A little ironically, one of the two teams eager to knock him off the track is Robins, who have a Cinderella story of their own to author. Bristol City in the Prem this fall for the first time since 1979 would be nothing short of miraculous for the fan base that saw the home heroes in the First Division relegation zone as recently as 2005.

As evidenced most recently by Wigan, the quick leap through Championship affairs following qualification from the First Division is there to be had for those game enough for the task. It's tricky nonetheless. Following a thunderbolt charge through First Division, Luton Town went right to the top of the Championship during last season's first month. When the year ended, they were relegated back to the First Division in 23rd place.
The Robins have been charming in holding their position, but hardly convincing. Manager Gary Johnson has wrenched 13 wins out of his side despite a meager plus-3 goal differential; the Robins are only seventh in the league in scoring with 34 goals. Maybe that's a nod to the Johnson's known eye for defense, which has conceded just 13 goals in 13 home fixtures.

On the subject of numbers, it's an area where Boothroyd and Watford have been more favorable in regards to being so entrenched at the top. Watford's plus-10 goal differential is second only to West Brom's ripping plus-25, and the Hornets' 44 goals are second to the 56 piled up by the Baggies. The concern has come in both their meetings against fellow No. 1 qualification contenders, both at home at Vicarage Road, they lost to West Brom 3-0 and Bristol City 2-1.

This is a team that has had to, for better or worse, rely on guile from the get-go. The Hornets have the same cast that successfully made this venture two years ago and the abundance of experience appears to be paying dividends in the name of consistency.

(By the way, three Jamaican internationals remain trusty veterans of Boothroyd. What Fulham has become to the United States, Watford is developing into a similar role with Jamaica. Now if the Hornets can move on and accomplish bigger and better things upon promotion next year, the names Marlon King, Jobi McAnuff and Damien Francis will provide serious clout to a Jamaican side that might just be an asleep CONCACAF giant at the moment.)
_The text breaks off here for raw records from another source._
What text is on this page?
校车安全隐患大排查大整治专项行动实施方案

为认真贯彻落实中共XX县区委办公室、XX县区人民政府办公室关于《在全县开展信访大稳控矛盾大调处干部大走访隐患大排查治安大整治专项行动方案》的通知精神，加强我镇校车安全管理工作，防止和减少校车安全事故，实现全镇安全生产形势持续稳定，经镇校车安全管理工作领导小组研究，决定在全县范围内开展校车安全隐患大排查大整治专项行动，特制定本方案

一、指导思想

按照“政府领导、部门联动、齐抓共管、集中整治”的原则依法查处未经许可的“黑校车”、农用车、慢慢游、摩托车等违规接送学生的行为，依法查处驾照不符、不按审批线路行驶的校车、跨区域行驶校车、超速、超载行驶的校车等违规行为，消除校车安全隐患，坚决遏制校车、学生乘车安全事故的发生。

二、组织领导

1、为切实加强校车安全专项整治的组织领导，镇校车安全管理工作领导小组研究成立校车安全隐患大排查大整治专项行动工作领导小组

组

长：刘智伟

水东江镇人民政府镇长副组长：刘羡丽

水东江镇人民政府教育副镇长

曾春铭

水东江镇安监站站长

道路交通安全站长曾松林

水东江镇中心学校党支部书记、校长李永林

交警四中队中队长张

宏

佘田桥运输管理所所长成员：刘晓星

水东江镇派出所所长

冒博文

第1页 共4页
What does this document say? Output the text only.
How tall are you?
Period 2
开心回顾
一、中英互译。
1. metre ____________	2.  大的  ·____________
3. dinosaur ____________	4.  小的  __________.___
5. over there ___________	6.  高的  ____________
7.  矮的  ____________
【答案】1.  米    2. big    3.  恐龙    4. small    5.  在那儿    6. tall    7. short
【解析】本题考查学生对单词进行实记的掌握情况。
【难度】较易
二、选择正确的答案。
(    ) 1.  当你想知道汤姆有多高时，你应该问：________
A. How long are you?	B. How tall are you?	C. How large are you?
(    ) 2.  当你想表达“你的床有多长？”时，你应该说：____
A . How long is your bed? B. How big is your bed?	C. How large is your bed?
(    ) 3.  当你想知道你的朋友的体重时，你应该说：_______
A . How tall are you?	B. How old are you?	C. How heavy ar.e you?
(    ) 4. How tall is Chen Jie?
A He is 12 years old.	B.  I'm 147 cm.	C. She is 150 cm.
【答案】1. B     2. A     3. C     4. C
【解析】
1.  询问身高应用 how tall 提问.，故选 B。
Boothroyd, along with Mowbray and Johnson, knows by this point a cautionary eye has to be kept on Stoke and Charlton, the fourth- and fifth-place squads lurking behind within seven points and undoubtedly intent on riding a rush to one of the two automatic qualifiers.

In January, however, arguably the league's three most compelling promotion stories are in the middle of playing out at the top.